The Advocate
BATON ROUGE, La. — Clay Higgins gained worldwide fame through his tough-talking videos as a St. Landry Parish Sheriff’s captain.
Called the Cajun John Wayne, his taunting on Crime Stoppers of criminal suspects — “If you raise your weapon to a man like me we’ll return fire with superior fire” — landed Higgins a spot on the Tonight Show.
His resignation in February after St. Landry Parish Sheriff Bobby Guidroz asked him to tone it down received ink as far away as Great Britain. “Some horses just don’t run well with a bit in their mouth,” he said on the steps of the courthouse in Opelousas
While quick to point out the faults in others, Higgins also often alludes to his own imperfections in his videos.
As a young man in the 1990s, his wife accused Higgins in court of threatening her. He said it was time of turmoil, one of those times he refers to in videos. But he’s sure he never did what his ex-wife alleged in court records.
“He had put a gun to my head before, during an argument,” Eloisa Rovati Higgins said in a June 1991 handwritten petition seeking a protective order, which was granted by the Family Court in East Baton Rouge Parish.
“He threatened that if I ever came near the house he would shoot me,” she wrote.

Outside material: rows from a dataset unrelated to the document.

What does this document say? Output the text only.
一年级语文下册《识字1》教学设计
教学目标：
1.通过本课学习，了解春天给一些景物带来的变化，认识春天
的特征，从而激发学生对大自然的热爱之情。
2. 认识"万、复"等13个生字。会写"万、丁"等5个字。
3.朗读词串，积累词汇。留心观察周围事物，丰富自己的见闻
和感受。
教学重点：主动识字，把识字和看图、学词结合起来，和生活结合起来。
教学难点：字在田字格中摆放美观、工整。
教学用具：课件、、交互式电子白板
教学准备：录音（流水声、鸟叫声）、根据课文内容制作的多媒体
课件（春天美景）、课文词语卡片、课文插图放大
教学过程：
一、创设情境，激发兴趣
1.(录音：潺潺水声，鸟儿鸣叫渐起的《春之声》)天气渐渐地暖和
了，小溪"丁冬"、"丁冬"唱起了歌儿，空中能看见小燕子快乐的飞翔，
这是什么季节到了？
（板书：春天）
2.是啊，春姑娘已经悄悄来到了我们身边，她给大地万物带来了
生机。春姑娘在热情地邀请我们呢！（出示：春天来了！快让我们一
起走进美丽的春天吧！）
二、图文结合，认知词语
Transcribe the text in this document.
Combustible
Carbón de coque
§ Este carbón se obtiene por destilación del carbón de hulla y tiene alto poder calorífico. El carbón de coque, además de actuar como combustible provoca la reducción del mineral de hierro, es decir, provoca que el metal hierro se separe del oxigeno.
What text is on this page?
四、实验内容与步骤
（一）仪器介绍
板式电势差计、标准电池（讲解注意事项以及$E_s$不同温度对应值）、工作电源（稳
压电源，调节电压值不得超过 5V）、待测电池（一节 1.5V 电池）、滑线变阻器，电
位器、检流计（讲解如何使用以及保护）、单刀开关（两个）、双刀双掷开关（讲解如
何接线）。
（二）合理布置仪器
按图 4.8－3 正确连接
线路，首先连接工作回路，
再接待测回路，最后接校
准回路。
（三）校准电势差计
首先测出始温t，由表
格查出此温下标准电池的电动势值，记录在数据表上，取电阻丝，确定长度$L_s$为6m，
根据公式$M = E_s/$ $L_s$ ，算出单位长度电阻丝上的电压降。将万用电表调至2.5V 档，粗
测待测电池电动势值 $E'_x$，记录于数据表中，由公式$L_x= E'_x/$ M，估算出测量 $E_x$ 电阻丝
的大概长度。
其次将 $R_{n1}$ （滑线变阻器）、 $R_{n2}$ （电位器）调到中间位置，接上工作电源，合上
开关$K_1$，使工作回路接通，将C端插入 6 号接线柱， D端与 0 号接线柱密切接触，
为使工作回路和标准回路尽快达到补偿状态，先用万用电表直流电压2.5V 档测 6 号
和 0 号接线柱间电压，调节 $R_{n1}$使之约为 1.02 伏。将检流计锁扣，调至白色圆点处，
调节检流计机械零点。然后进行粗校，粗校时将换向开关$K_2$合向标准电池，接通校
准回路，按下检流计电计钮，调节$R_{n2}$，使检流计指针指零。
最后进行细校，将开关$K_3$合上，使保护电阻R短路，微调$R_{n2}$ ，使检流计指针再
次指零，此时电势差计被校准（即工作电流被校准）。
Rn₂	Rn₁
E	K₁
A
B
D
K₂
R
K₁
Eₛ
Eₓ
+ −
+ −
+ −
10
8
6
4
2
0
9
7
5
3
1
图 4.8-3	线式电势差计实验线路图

Higgins told The Advocate Thursday that he hadn’t read the court documents, but said he would never do that — “there was no violence in our relationship, ever” — and that he still loves his former wife, despite the divorce. She has since died, he said.
The divorce that ended their seven-year marriage, in which Higgins’ alleged adultery was the ground cited, was finalized on Sept. 11, 1991.
These episodes took place during the stressful months after the couple’s six-month-old daughter died.
“We were crushed, as human beings, by the death of our little girl,” Higgins said, adding that he still celebrates Daniela Michelle’s birthday.
“For the only time in my life, I was not strong enough as a man for myself and my wife. And I can never forgive myself because I just didn’t have the strength to survive myself and pull her through,” Higgins said.
“I spent the first 40 years of my life trying to assassinate my own character, but was incapable because God had another plan for me,” Higgins said. He turns 55 in August, according to court records.
Higgins said politicians dredging up hurtful issues from the past — and newspapers reporting them — is what’s wrong with politics in the country. He plans to announce his political intentions on Wednesday.
He’s either running for the Lafayette/Lake Charles-based Third Congressional seat or for the U.S. Senate, both seats are open in the November election.
“I will go to Washington D.C. representing the real Americans and the real Acadiana,” Higgins told KLAF-TV in Lafayette earlier this week.
Higgins has yet to file with the Federal Elections Commission, the proper paperwork and disclosures to become an official candidate.
His Crime Stoppers segments went viral on the Internet. Delivered in monotone, Higgins often would address suspects directly on television.
For instance, in a segment that got him hot water with American Civil Liberties Union, Higgins called out an alleged gang member being sought by the authorities. “Young man, I’ll meet you on solid ground, anytime, any where, light or heavy (meaning carrying weapons) It makes no difference to me. You won’t walk away,” Higgins said, while holding an assault rifle.
The ACLU became involved because families of the gang members being sought said the segment made them fear for their lives. St. Landry Parish Sheriff Guidroz asked Higgins to “tone down his unprofessional comments on our weekly Crime Stoppers messages.”
Higgins resigned.
He then released a video that he said was to gauge his support as a politician.
Wearing a police officer’s uniform, Higgins said in the video that America is in peril because elitist politicians “have seized power in Washington and squandered our wealth, mortgaged our children’s futures and betrayed our trust.”
He said prisons are overflowing, the borders are not secure, the country is facing a $20 trillion, and the nation’s history is being rewritten.
“Some of it horrors of our own creation. This is the way of a man’s life. My own is no exception, nor is yours and thus also is the way of a nation’s life,” Higgins said. “A man’s character shouldn’t be measured by how he falls. But he should be measured by how he stands back up.”